アクセルさんも一度手で食べるとスプーンやフォークは金属の味がして嫌だ、という。
僕も子供のころからそれが好きではなかった。
手で食べるのはとてもおいしい。


最後の部分だけ気を使ってくれてスプーンが出てきた。
なくてもいけそうだ。
フルーツとデザートとお茶が出てくるころにハッサン氏はおやすみなさい。
その傍らで僕らは雑談を続ける。
アクセルさんはコンゴ生まれのベルギー人でずっとモロッコにいるみたい。
英語はダメだしフランス語も下手になってきた、という。
僕なんか英語は猛烈に下手糞だしフランス語はからっきしでこの地ではまるで役立たずだ。
しかしアクセルさんの顔を見て話しているとすごくいい感じがする。
目を見て顔を見て話しましょ、というのがわかる。
グレッグが訳してくれるので幸いだ。
だんだん日本のことに関する質問になる。
それもただの風俗ではなく、政治や戦争、教育について。
いいことが何にも言えない。
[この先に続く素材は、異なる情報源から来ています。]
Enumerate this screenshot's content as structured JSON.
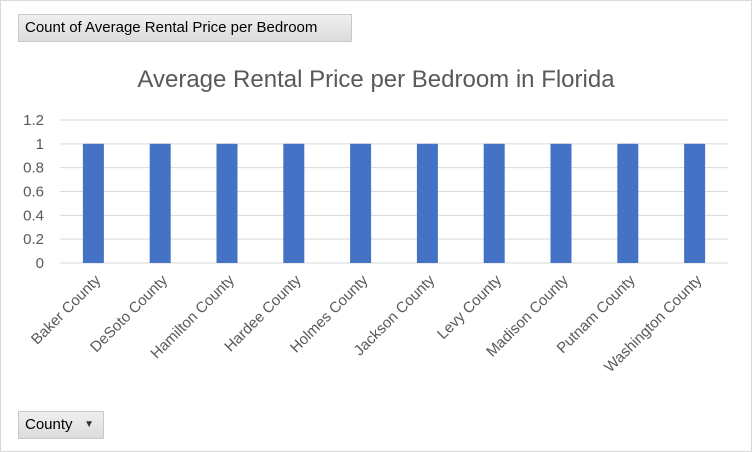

うそやごまかしも出来ず、自分のおかれた状況を話しても
あまり気持ちよいことが言えない、非常に申し訳ない。


フルーツはみかんや洋ナシ、ザクロ!
食べるのは30年ぶりだ。甘酸っぱい食感。
お茶はミントティではなく冬用のモロッコティーだそう。
ちょっと苦味が強くて中国茶に似ている、砂糖はもちろんたっぷり。
急須を高く掲げて注ぎ、空気を混ぜてお茶の表面にたくさんの「目」ができるといいという。
香りが混交されていいのだと思う。
2番目のお茶には強い香りのするハーブティー
さすがにこの時点で移動始めてからほとんど24時間経過している。
さすがにくたびれてくるグレッグ、僕はさっきまでへろへろだったのに話をしたら
元気になってきてしまった。
明日はいい話をしよう。


シャワーに浴びる気力もなくベッドメイクをして二人部屋で寝る準備。
毛布がものすごく分厚くて大きいのがモロッコらしくて嬉しい。
グレッグは身長が2m7cmあるのでベッドを作り足している。
電灯を消して寝入る。ほんの少しだけ強い興奮が残って寝れない感触がある。
何か強くやさしい印象をまぶたの裏に見て、きがついたらもう夢の中にいた。